There are posts addressing this feature and an older template from DTPO 2 that allowed for searchable PDF criteria, but that template appears to have gone the way of version 2. In DT3, I have tried to create a rule with Kind and both PDF/PS and Text, but that filters out all PDF+Text. Is there a way to assign ‘PDF+Text’ in order to use that as a rule to assign a tag ‘ocrDone’ and move the file to a smart group whose kind is PDF+Text?
What will work as of DT 3.5.1?
Thanks for the answer on identifying a searchable pdf. I stumbled across that feature after your reply in Toolbar -> Actions -> New from Template -> Smart Groups -> PDFs (not searchable).
Part 2: is the kind property assignable or constant? It appears that that property only changes as a result of OCR. Is there another way to modify the kind property?
No the Kind is not user-definable.
I’ve just had the same problem. Came up with the same idea about >0 words myself, but: This is unfortunately not working if you’ve lots of scans that are basically plain images, in PDF.
The reason I am looking for a “PDF+Text” kind search is that I want to have a smart rule for running OCR automatically. At the moment, I can’t, so those PDFs are re-OCRd each time.

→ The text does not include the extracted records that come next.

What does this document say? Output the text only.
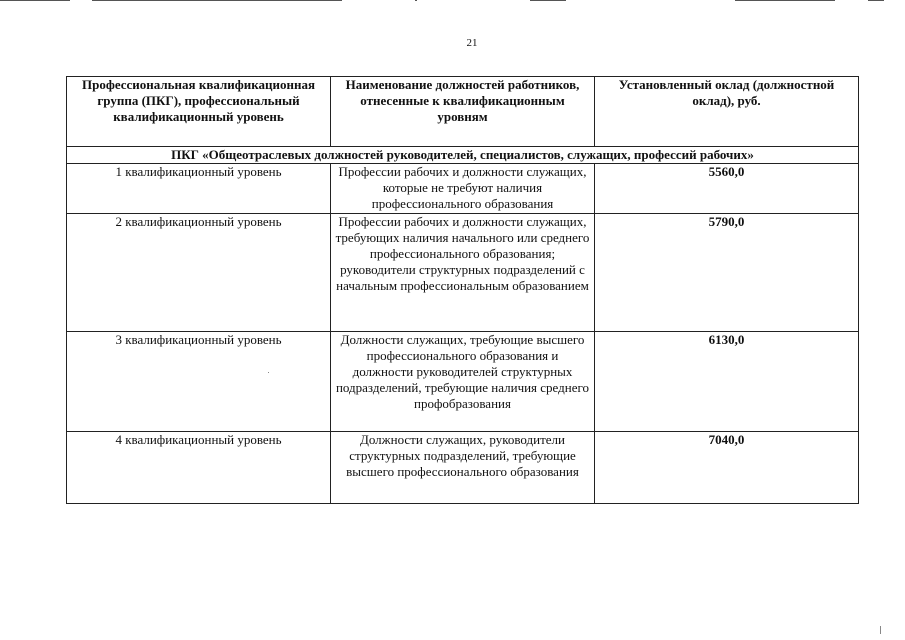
21
Профессиональная квалификационная группа (ПКГ), профессиональный квалификационный уровень	Наименование должностей работников, отнесенные к квалификационным уровням	Установленный оклад (должностной оклад), руб.
ПКГ «Общеотраслевых должностей руководителей, специалистов, служащих, профессий рабочих»		
1 квалификационный уровень	Профессии рабочих и должности служащих, которые не требуют наличия профессионального образования	5560,0
2 квалификационный уровень	Профессии рабочих и должности служащих, требующих наличия начального или среднего профессионального образования; руководители структурных подразделений с начальным профессиональным образованием	5790,0
3 квалификационный уровень	Должности служащих, требующие высшего профессионального образования и должности руководителей структурных подразделений, требующие наличия среднего профобразования	6130,0
4 квалификационный уровень	Должности служащих, руководители структурных подразделений, требующие высшего профессионального образования	7040,0
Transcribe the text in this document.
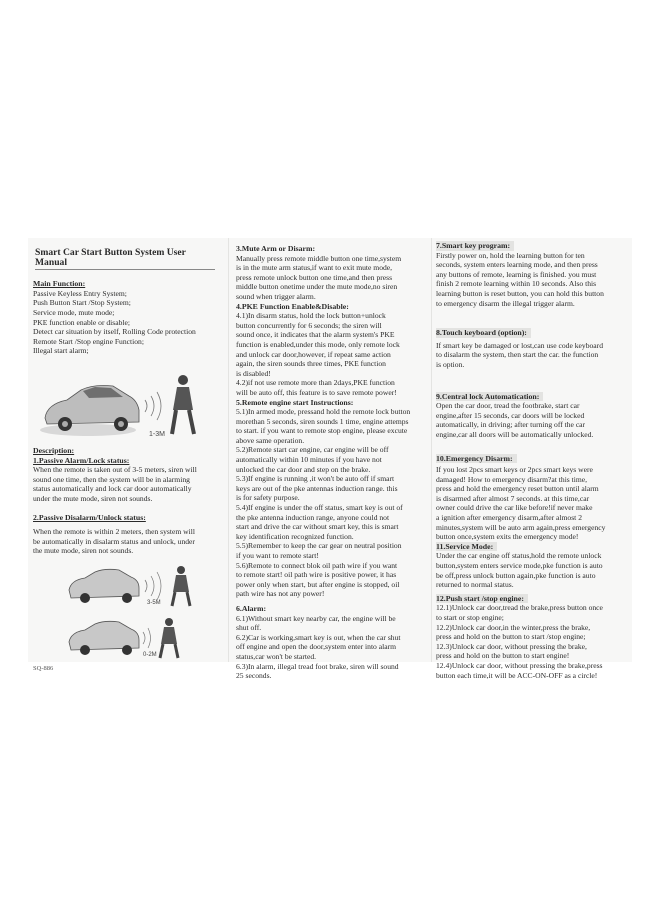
Smart Car Start Button System User Manual
Main Function:
Passive Keyless Entry System;
Push Button Start /Stop System;
Service mode, mute mode;
PKE function enable or disable;
Detect car situation by itself, Rolling Code protection
Remote Start /Stop engine Function;
Illegal start alarm;
1-3M
Description:
1.Passive Alarm/Lock status:
When the remote is taken out of 3-5 meters, siren will
sound one time, then the system will be in alarming
status automatically and lock car door automatically
under the mute mode, siren not sounds.
2.Passive Disalarm/Unlock status:
When the remote is within 2 meters, then system will
be automatically in disalarm status and unlock, under
the mute mode, siren not sounds.
3-5M
0-2M
SQ-886
3.Mute Arm or Disarm:
Manually press remote middle button one time,system
is in the mute arm status,if want to exit mute mode,
press remote unlock button one time,and then press
middle button onetime under the mute mode,no siren
sound when trigger alarm.
4.PKE Function Enable&Disable:
4.1)In disarm status, hold the lock button+unlock
button concurrently for 6 seconds; the siren will
sound once, it indicates that the alarm system's PKE
function is enabled,under this mode, only remote lock
and unlock car door,however, if repeat same action
again, the siren sounds three times, PKE function
is disabled!
4.2)if not use remote more than 2days,PKE function
will be auto off, this feature is to save remote power!
5.Remote engine start Instructions:
5.1)In armed mode, pressand hold the remote lock button
morethan 5 seconds, siren sounds 1 time, engine attemps
to start. if you want to remote stop engine, please excute
above same operation.
5.2)Remote start car engine, car engine will be off
automatically within 10 minutes if you have not
unlocked the car door and step on the brake.
5.3)If engine is running ,it won't be auto off if smart
keys are out of the pke antennas induction range. this
is for safety purpose.
5.4)If engine is under the off status, smart key is out of
the pke antenna induction range, anyone could not
start and drive the car without smart key, this is smart
key identification recognized function.
5.5)Remember to keep the car gear on neutral position
if you want to remote start!
5.6)Remote to connect blok oil path wire if you want
to remote start! oil path wire is positive power, it has
power only when start, but after engine is stopped, oil
path wire has not any power!
6.Alarm:
6.1)Without smart key nearby car, the engine will be
shut off.
6.2)Car is working,smart key is out, when the car shut
off engine and open the door,system enter into alarm
status,car won't be started.
6.3)In alarm, illegal tread foot brake, siren will sound
25 seconds.
7.Smart key program:
Firstly power on, hold the learning button for ten
seconds, system enters learning mode, and then press
any buttons of remote, learning is finished. you must
finish 2 remote learning within 10 seconds. Also this
learning button is reset button, you can hold this button
to emergency disarm the illegal trigger alarm.
8.Touch keyboard (option):
If smart key be damaged or lost,can use code keyboard
to disalarm the system, then start the car. the function
is option.
9.Central lock Automatication:
Open the car door, tread the footbrake, start car
engine,after 15 seconds, car doors will be locked
automatically, in driving; after turning off the car
engine,car all doors will be automatically unlocked.
10.Emergency Disarm:
If you lost 2pcs smart keys or 2pcs smart keys were
damaged! How to emergency disarm?at this time,
press and hold the emergency reset button until alarm
is disarmed after almost 7 seconds. at this time,car
owner could drive the car like before!if never make
a ignition after emergency disarm,after almost 2
minutes,system will be auto arm again,press emergency
button once,system exits the emergency mode!
11.Service Mode:
Under the car engine off status,hold the remote unlock
button,system enters service mode,pke function is auto
be off,press unlock button again,pke function is auto
returned to normal status.
12.Push start /stop engine:
12.1)Unlock car door,tread the brake,press button once
to start or stop engine;
12.2)Unlock car door,in the winter,press the brake,
press and hold on the button to start /stop engine;
12.3)Unlock car door, without pressing the brake,
press and hold on the button to start engine!
12.4)Unlock car door, without pressing the brake,press
button each time,it will be ACC-ON-OFF as a circle!
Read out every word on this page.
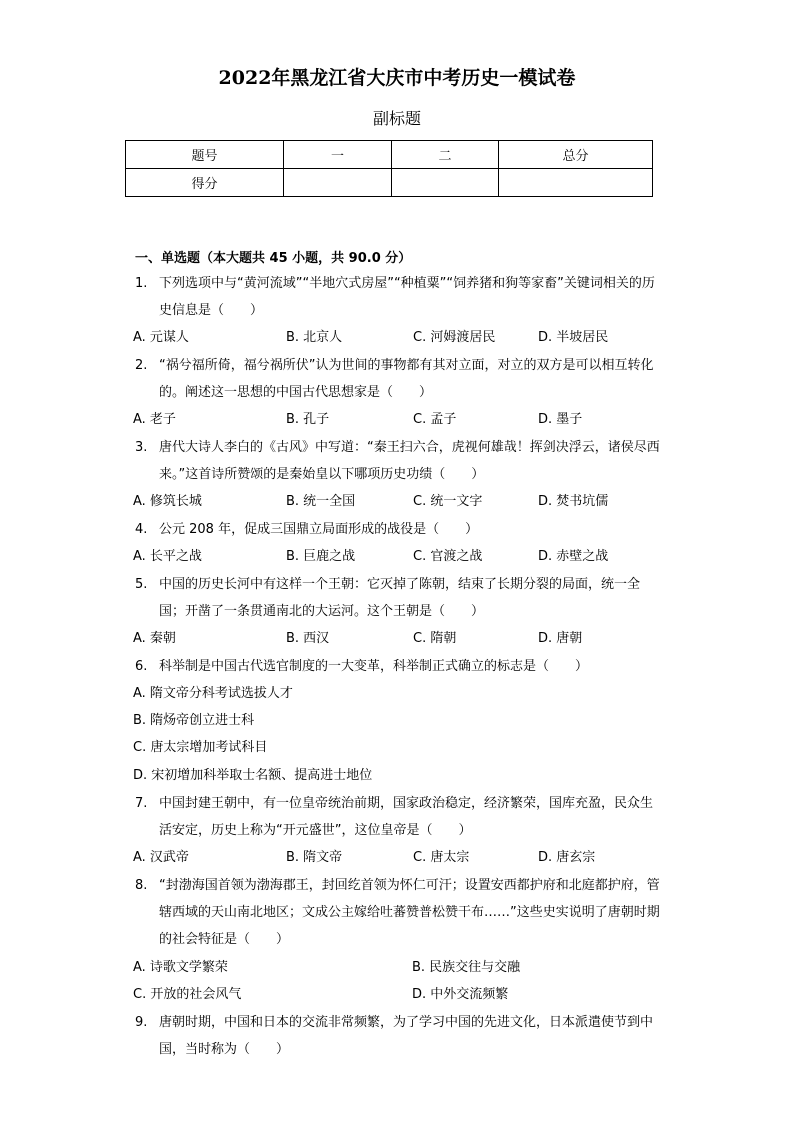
2022年黑龙江省大庆市中考历史一模试卷
副标题
题号	一	二	总分
得分			
一、单选题（本大题共 45 小题，共 90.0 分）
1. 下列选项中与“黄河流域”“半地穴式房屋”“种植粟”“饲养猪和狗等家畜”关键词相关的历史信息是（　　）
A. 元谋人	B. 北京人	C. 河姆渡居民	D. 半坡居民
2. “祸兮福所倚，福兮祸所伏”认为世间的事物都有其对立面，对立的双方是可以相互转化的。阐述这一思想的中国古代思想家是（　　）
A. 老子	B. 孔子	C. 孟子	D. 墨子
3. 唐代大诗人李白的《古风》中写道：“秦王扫六合，虎视何雄哉！挥剑决浮云，诸侯尽西来。”这首诗所赞颂的是秦始皇以下哪项历史功绩（　　）
A. 修筑长城	B. 统一全国	C. 统一文字	D. 焚书坑儒
4. 公元 208 年，促成三国鼎立局面形成的战役是（　　）
A. 长平之战	B. 巨鹿之战	C. 官渡之战	D. 赤壁之战
5. 中国的历史长河中有这样一个王朝：它灭掉了陈朝，结束了长期分裂的局面，统一全国；开凿了一条贯通南北的大运河。这个王朝是（　　）
A. 秦朝	B. 西汉	C. 隋朝	D. 唐朝
6. 科举制是中国古代选官制度的一大变革，科举制正式确立的标志是（　　）
A. 隋文帝分科考试选拔人才
B. 隋炀帝创立进士科
C. 唐太宗增加考试科目
D. 宋初增加科举取士名额、提高进士地位
7. 中国封建王朝中，有一位皇帝统治前期，国家政治稳定，经济繁荣，国库充盈，民众生活安定，历史上称为“开元盛世”，这位皇帝是（　　）
A. 汉武帝	B. 隋文帝	C. 唐太宗	D. 唐玄宗
8. “封渤海国首领为渤海郡王，封回纥首领为怀仁可汗；设置安西都护府和北庭都护府，管辖西域的天山南北地区；文成公主嫁给吐蕃赞普松赞干布……”这些史实说明了唐朝时期的社会特征是（　　）
A. 诗歌文学繁荣	B. 民族交往与交融
C. 开放的社会风气	D. 中外交流频繁
9. 唐朝时期，中国和日本的交流非常频繁，为了学习中国的先进文化，日本派遣使节到中国，当时称为（　　）
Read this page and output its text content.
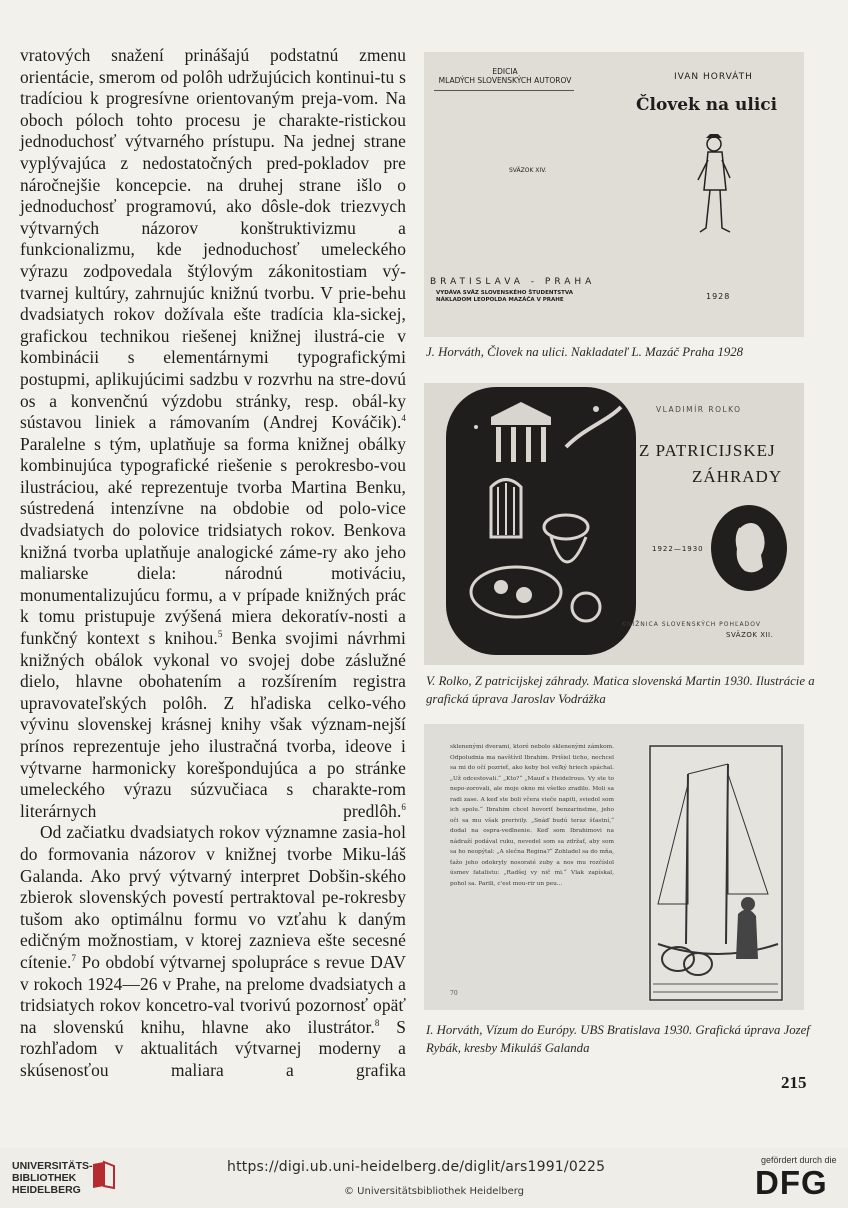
vratových snažení prinášajú podstatnú zmenu orientácie, smerom od polôh udržujúcich kontinui-tu s tradíciou k progresívne orientovaným preja-vom. Na oboch póloch tohto procesu je charakte-ristickou jednoduchosť výtvarného prístupu. Na jednej strane vyplývajúca z nedostatočných pred-pokladov pre náročnejšie koncepcie. na druhej strane išlo o jednoduchosť programovú, ako dôsle-dok triezvych výtvarných názorov konštruktivizmu a funkcionalizmu, kde jednoduchosť umeleckého výrazu zodpovedala štýlovým zákonitostiam vý-tvarnej kultúry, zahrnujúc knižnú tvorbu. V prie-behu dvadsiatych rokov dožívala ešte tradícia kla-sickej, grafickou technikou riešenej knižnej ilustrá-cie v kombinácii s elementárnymi typografickými postupmi, aplikujúcimi sadzbu v rozvrhu na stre-dovú os a konvenčnú výzdobu stránky, resp. obál-ky sústavou liniek a rámovaním (Andrej Kováčik).$^4$

Paralelne s tým, uplatňuje sa forma knižnej obálky kombinujúca typografické riešenie s perokresbo-vou ilustráciou, aké reprezentuje tvorba Martina Benku, sústredená intenzívne na obdobie od polo-vice dvadsiatych do polovice tridsiatych rokov. Benkova knižná tvorba uplatňuje analogické záme-ry ako jeho maliarske diela: národnú motiváciu, monumentalizujúcu formu, a v prípade knižných prác k tomu pristupuje zvýšená miera dekoratív-nosti a funkčný kontext s knihou.$^5$ Benka svojimi návrhmi knižných obálok vykonal vo svojej dobe záslužné dielo, hlavne obohatením a rozšírením registra upravovateľských polôh. Z hľadiska celko-vého vývinu slovenskej krásnej knihy však význam-nejší prínos reprezentuje jeho ilustračná tvorba, ideove i výtvarne harmonicky korešpondujúca a po stránke umeleckého výrazu súzvučiaca s charakte-rom literárnych predlôh.$^6$

Od začiatku dvadsiatych rokov významne zasia-hol do formovania názorov v knižnej tvorbe Miku-láš Galanda. Ako prvý výtvarný interpret Dobšin-ského zbierok slovenských povestí pertraktoval pe-rokresby tušom ako optimálnu formu vo vzťahu k daným edičným možnostiam, v ktorej zaznieva ešte secesné cítenie.$^7$ Po období výtvarnej spolupráce s revue DAV v rokoch 1924—26 v Prahe, na prelome dvadsiatych a tridsiatych rokov koncetro-val tvorivú pozornosť opäť na slovenskú knihu, hlavne ako ilustrátor.$^8$ S rozhľadom v aktualitách výtvarnej moderny a skúsenosťou maliara a grafika

EDICIA
MLADÝCH SLOVENSKÝCH AUTOROV	IVAN HORVÁTH
Človek na ulici
SVÄZOK XIV.
BRATISLAVA - PRAHA
VYDÁVA SVÄZ SLOVENSKÉHO ŠTUDENTSTVA NÁKLADOM LEOPOLDA MAZÁČA V PRAHE	1928
J. Horváth, Človek na ulici. Nakladateľ L. Mazáč Praha 1928
VLADIMÍR ROLKO
Z PATRICIJSKEJ
ZÁHRADY
1922—1930
KNIŽNICA SLOVENSKÝCH POHĽADOV
SVÄZOK XII.
V. Rolko, Z patricijskej záhrady. Matica slovenská Martin 1930. Ilustrácie a grafická úprava Jaroslav Vodrážka
sklenenými dverami, ktoré nebolo sklenenými zámkom. Odpoludnia ma navštívil Ibrahim. Prišiel ticho, nechcel sa mi do očí pozrieť, ako keby bol veľký hriech spáchal. „Už odcestovali.“ „Kto?“ „Mauď s Heidelrous. Vy ste to nepo-zorovali, ale moje okno mi všetko zradilo. Moli sa radi zase. A keď ste boli včera vieče napiti, sviedol som ich spolu.“ Ibrahim chcel hovoriť benzarinstme, jeho oči sa mu však prerivily. „Snáď budú teraz šťastní,“ dodal na ospra-vedlnenie. Keď som Ibrahimovi na nádraží podával ruku, nevedel som sa zdržať, aby som sa ho neopýtal: „A slečna Regina?“ Zohladel sa do mňa, ťažo jeho odokryly nosoraté zuby a nos mu rozčíslol úsmev fatalistu: „Radšej vy nič mi.“ Vlak zapískal, pohol sa. Parili, c'est mou-rir un peu...
70
I. Horváth, Vízum do Európy. UBS Bratislava 1930. Grafická úprava Jozef Rybák, kresby Mikuláš Galanda
215
UNIVERSITÄTS-
BIBLIOTHEK
HEIDELBERG
https://digi.ub.uni-heidelberg.de/diglit/ars1991/0225
© Universitätsbibliothek Heidelberg
gefördert durch die
DFG
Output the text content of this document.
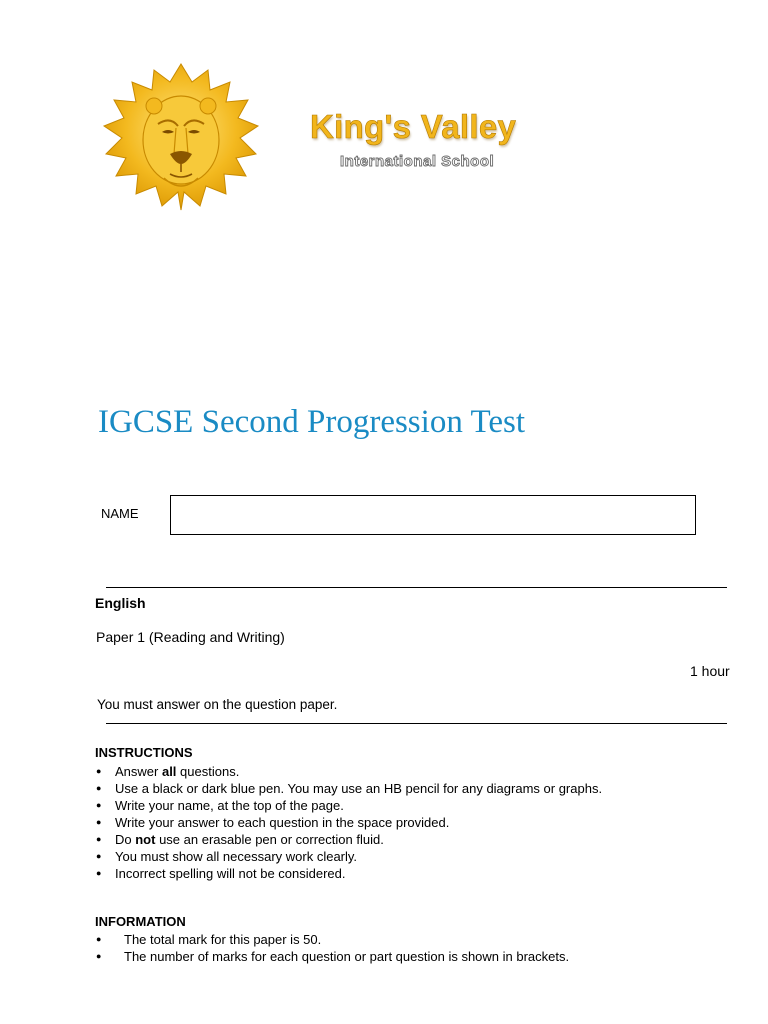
King's Valley
International School
IGCSE Second Progression Test
NAME
English
Paper 1 (Reading and Writing)
1 hour
You must answer on the question paper.
INSTRUCTIONS
● Answer all questions.
● Use a black or dark blue pen. You may use an HB pencil for any diagrams or graphs.
● Write your name, at the top of the page.
● Write your answer to each question in the space provided.
● Do not use an erasable pen or correction fluid.
● You must show all necessary work clearly.
● Incorrect spelling will not be considered.
INFORMATION
● The total mark for this paper is 50.
● The number of marks for each question or part question is shown in brackets.
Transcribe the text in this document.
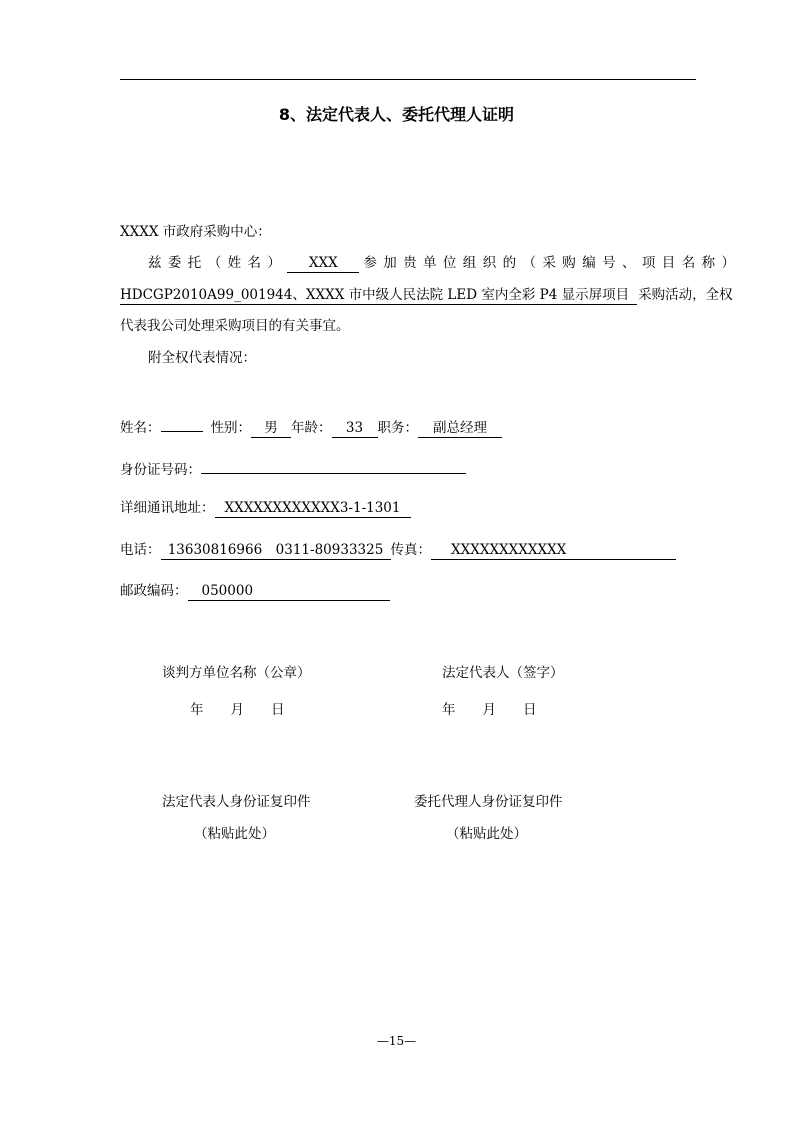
8、法定代表人、委托代理人证明
XXXX 市政府采购中心：
兹委托（姓名） XXX 参加贵单位组织的（采购编号、项目名称）
HDCGP2010A99_001944、XXXX 市中级人民法院 LED 室内全彩 P4 显示屏项目 采购活动，全权
代表我公司处理采购项目的有关事宜。
附全权代表情况：
姓名：	性别： 男 年龄： 33 职务： 副总经理
身份证号码：
详细通讯地址： XXXXXXXXXXXX3-1-1301
电话： 13630816966　0311-80933325 传真： XXXXXXXXXXXX
邮政编码： 050000
谈判方单位名称（公章）	法定代表人（签字）
年　　月　　日	年　　月　　日
法定代表人身份证复印件	委托代理人身份证复印件
（粘贴此处）	（粘贴此处）
—15—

So you have images that do not contain any text but are in PDF format, right? In that case: Why even bother with PDF? It will most certainly take up more space than any image format (like jpeg, png or tiff), and since you don’t have text…
Why bother… Because those are already there…
So anyway. I’ve created a workaround giving those a tag “Don’t OCR” and have the rule take that into consideration.